As the months passed we knew our time with Baby Girl was growing shorter. I dreaded the phone call that would inform me of the date she would be leaving our family. I vividly remember when the call came came. I was shopping with Baby Girl and Eden and as soon as the phone call ended the tears began. The feelings I had felt so strange because they seemed to be contradictory; grateful that this child would be getting to go back with extended family that valued her, wanted her and would protect her but deep sadness that the journey that we had experienced with this precious child was ending. We went on one last Chick Fil A date as a family, packed her things and Baby Girl was picked up the following day. Eden, my oldest, young as she was, understood what was happening and we both sobbed in the bathroom after we said our goodbyes. Eden loved this little one as well in her own 4 year old way and her pain was just as real as mine. Seeing her emotions and grief was something that I was not prepared for or expecting.
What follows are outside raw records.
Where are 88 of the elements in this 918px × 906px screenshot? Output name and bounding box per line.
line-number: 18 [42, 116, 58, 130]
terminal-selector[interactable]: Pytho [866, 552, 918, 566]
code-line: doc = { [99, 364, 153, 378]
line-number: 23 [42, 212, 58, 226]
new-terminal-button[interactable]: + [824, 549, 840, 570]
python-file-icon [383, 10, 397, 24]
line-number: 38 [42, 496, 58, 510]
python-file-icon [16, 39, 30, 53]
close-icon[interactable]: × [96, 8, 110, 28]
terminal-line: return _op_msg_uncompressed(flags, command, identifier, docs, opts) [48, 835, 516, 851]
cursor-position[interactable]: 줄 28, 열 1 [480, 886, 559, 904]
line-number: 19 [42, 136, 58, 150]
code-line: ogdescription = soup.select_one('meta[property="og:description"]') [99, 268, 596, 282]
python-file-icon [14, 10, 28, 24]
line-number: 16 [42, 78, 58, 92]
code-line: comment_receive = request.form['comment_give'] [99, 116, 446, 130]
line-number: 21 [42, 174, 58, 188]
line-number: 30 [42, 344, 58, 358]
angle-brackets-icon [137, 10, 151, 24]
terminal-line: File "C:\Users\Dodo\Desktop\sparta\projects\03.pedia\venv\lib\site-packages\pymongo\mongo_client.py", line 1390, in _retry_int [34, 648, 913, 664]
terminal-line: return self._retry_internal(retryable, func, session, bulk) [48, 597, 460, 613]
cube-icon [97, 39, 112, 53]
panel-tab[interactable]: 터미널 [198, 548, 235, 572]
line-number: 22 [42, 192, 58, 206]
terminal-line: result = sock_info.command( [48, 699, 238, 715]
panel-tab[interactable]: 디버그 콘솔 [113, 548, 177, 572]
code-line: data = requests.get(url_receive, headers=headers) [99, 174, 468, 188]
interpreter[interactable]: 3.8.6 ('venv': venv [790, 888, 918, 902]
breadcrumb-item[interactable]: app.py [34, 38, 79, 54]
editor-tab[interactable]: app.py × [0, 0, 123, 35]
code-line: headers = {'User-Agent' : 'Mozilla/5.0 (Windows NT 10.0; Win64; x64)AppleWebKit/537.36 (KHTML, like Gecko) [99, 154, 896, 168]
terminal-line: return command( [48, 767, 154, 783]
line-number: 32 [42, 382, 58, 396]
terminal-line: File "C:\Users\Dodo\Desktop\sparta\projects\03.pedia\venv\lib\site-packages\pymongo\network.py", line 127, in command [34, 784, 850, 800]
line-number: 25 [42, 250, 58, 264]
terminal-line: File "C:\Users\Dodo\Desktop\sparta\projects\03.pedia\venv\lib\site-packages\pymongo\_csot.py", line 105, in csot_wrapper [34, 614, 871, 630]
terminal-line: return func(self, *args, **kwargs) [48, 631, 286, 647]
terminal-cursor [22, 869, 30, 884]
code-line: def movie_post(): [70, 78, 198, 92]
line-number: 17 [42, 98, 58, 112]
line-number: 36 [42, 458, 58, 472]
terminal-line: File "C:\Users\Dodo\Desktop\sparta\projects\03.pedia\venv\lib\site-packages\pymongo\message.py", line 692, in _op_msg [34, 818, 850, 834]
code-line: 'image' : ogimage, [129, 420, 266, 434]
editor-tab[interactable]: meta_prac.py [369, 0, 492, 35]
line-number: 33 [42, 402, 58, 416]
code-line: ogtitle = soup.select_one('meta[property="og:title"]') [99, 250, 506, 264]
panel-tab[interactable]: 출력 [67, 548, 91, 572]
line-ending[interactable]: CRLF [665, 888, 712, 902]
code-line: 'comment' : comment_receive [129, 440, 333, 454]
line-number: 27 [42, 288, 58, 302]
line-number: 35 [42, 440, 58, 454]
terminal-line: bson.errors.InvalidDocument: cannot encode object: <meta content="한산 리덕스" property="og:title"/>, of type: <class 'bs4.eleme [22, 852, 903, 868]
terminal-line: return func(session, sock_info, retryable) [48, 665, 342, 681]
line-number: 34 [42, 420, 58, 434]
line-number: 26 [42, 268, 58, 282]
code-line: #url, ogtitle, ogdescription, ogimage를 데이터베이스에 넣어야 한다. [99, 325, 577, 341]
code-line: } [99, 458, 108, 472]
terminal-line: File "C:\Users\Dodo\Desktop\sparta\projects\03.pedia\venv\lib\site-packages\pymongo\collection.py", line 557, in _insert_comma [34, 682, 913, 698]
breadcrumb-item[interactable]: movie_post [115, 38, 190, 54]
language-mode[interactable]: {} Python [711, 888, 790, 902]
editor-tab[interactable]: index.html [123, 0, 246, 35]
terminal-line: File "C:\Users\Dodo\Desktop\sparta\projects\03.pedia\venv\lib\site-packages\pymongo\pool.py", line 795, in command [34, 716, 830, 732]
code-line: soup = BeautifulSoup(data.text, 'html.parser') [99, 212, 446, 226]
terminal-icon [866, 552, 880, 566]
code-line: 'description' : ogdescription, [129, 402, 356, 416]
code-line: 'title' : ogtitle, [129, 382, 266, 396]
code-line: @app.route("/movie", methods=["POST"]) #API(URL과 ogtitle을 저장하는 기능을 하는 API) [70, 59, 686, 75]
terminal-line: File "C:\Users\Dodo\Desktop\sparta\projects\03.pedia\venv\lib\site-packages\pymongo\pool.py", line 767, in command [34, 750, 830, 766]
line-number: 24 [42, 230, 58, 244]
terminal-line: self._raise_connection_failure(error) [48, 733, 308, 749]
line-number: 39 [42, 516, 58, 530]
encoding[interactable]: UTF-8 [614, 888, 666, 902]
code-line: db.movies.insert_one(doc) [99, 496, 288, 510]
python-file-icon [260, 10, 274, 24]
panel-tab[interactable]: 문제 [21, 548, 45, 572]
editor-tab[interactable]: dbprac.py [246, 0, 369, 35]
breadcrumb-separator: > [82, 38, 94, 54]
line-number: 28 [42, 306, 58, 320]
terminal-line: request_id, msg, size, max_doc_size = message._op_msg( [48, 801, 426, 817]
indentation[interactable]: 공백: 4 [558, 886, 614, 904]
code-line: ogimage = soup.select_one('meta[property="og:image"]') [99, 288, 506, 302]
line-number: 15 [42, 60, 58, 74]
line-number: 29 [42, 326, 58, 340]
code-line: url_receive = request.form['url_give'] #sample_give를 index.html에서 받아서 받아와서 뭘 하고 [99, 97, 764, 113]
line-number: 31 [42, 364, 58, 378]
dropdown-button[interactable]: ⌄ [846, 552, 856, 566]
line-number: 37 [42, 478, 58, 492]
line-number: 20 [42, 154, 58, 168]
Although we didn’t know if we would ever get the chance to see Baby Girl again, we knew that we could trust the same Creator that formed us and her to take care of her and to mend our hearts too. We were blessed with opportunities to get to know her aunt and even see Baby Girl after that first year. We also had opportunity to babysit her for a week while her family was out of town. Those times were so sweet and I cherish them. We still see pictures from time to time on social media and my heart is overjoyed to see the beauty that can result from reunification. This once little baby is now an adored, thriving and growing child because of people on both sides of the foster care equation that said ‘yes’. One thing I’ve learned, and that Jason Johnson says so well, is this, ”It’s the mercy of God that He doesn’t show us everything that will unfold in the foster care and adoption journey the moment we first say “yes” to it. All the hard would be too unbearable and all the good would be too unbelievable.” Living in the balance of that is where we find ourselves in a number of ways throughout the adventure that this path brings.